The suit and injunction bid reveal the long-simmering feud over intellectual property rights for Calgary's parking system. The city wants to ensure former parking general manager Dale Fraser and enforcement manager Al Bazar have no claim to the potentially lucrative technology the city wants to market to parking entities in Canada and abroad.

The legal action also reveals the moves the pair allegedly made last month that pushed the city and Calgary Parking to sue them.
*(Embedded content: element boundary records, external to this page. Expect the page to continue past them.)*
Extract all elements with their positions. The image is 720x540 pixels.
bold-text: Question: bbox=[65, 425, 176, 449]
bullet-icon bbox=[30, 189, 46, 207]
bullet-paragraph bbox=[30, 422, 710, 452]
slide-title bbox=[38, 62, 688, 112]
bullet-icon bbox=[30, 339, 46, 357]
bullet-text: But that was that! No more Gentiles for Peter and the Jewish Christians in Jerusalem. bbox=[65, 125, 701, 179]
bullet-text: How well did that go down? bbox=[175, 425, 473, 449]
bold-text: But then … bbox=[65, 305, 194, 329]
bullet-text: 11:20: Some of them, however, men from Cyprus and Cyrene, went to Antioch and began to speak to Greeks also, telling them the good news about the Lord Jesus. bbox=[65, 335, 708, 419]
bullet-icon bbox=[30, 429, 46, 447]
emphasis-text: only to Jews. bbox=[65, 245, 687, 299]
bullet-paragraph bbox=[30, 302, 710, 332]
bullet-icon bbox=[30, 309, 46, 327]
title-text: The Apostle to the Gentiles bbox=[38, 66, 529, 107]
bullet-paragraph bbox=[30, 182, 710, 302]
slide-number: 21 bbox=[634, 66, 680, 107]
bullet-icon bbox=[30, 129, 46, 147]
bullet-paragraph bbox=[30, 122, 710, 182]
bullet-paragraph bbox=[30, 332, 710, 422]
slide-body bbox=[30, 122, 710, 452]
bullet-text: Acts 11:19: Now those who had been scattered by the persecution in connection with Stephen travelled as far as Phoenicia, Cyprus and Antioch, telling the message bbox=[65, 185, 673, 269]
On Oct. 19,Find detailed product information for howo spareparts and other products. Bazar and Fraser - listed as ParkPlus inventors on the patent application - filed powers of attorney with the U.S. Patent and Trademark Office that purported to replace the city's patent agent attorney with one nominated by themselves, according to a statement of claim filed Oct. 31.

That new attorney filed a response to the patent examiner's latest volley in the application process, completely different to what the city's lawyer filed two days later, on Oct. 22.Our vinyl floor tiles is more stylish than ever!

Last month, Fraser and Ba-zar also assigned their interest to an Alberta-based numbered company that is now claiming it owns intellectual rights to ParkPlus, and is also named in the lawsuit.

"We shall protect and enforce these rights," Loudon Owen, the numbered company's president, said Monday in an e-mail on behalf of the trio of defendants.

Owen is listed as a principal with Patent Monetization Inc., an unrelated Toronto firm.

The city is claiming damages for $42 million for the delay in its patent bid, the "blot" of competing ownership claims on the patent application and "loss of licensing revenue or patent infringement damages available to the City/CPA once a patent is issued by the USPTO but not before," the lawsuit states.

The former executives' recent moves, the city's lawsuit says, were only the latest unfair action on the ParkPlus patent made by Bazar and Fraser. The city terminated both men's employment in May 2011.

In 2009 and 2010, while the pair were still Calgary Parking executives, they refused to meet city demands that they sign a document transferring to the city any interest Bazar or Fraser may have had on the ParkPlus patents in the United States or another country.

"The breaches by Fraser and Ba-zar demonstrate their self-interested conduct and callous disregard for their fiduciary and other duties and for the rights and interests of the City/CPA," the lawsuit says.

The city will seek a court injunction Wednesday to remove the Fraser and Bazar lawyer from the patent process, to make them try removing his response from the application system, and to restrain the pair from interfering in any further patent matters.

None of the allegations have been proven in court.China plastic moulds manufacturers directory.

Owen, speaking on behalf of the defendants, declined to comment on the merits of the case.Our technology gives rtls systems developers the ability. "We are confident that we will prevail in this dispute," his e-mail stated.

According to the city's claim, the former executives didn't invent the ParkPlus system of parking enforcement, meters and payment on their own. They were part of the agency's management team that, along with paid consultants, developed the integrated technology.

"The City of Calgary and the CPA have taken all reasonable measures to resolve this matter outside the courts," authority chairman Dickson Wood said in a written statement to the Herald. "Regrettably, actions taken recently by Mr. Fraser and Mr. Bazar have compelled the City and the CPA to seek the court injunction."

Council recently authorized Calgary Parking to begin pursuing would-be licensees of ParkPlus, after preliminary interest from cities such as Edmonton and Banff. But council stopped short of giving the authority its full blessing to market the system.

"We've still got patent issues outstanding, so where does that fit into this?" Ald. Gael MacLeod said in September, before stepping down last month as a parking authority director.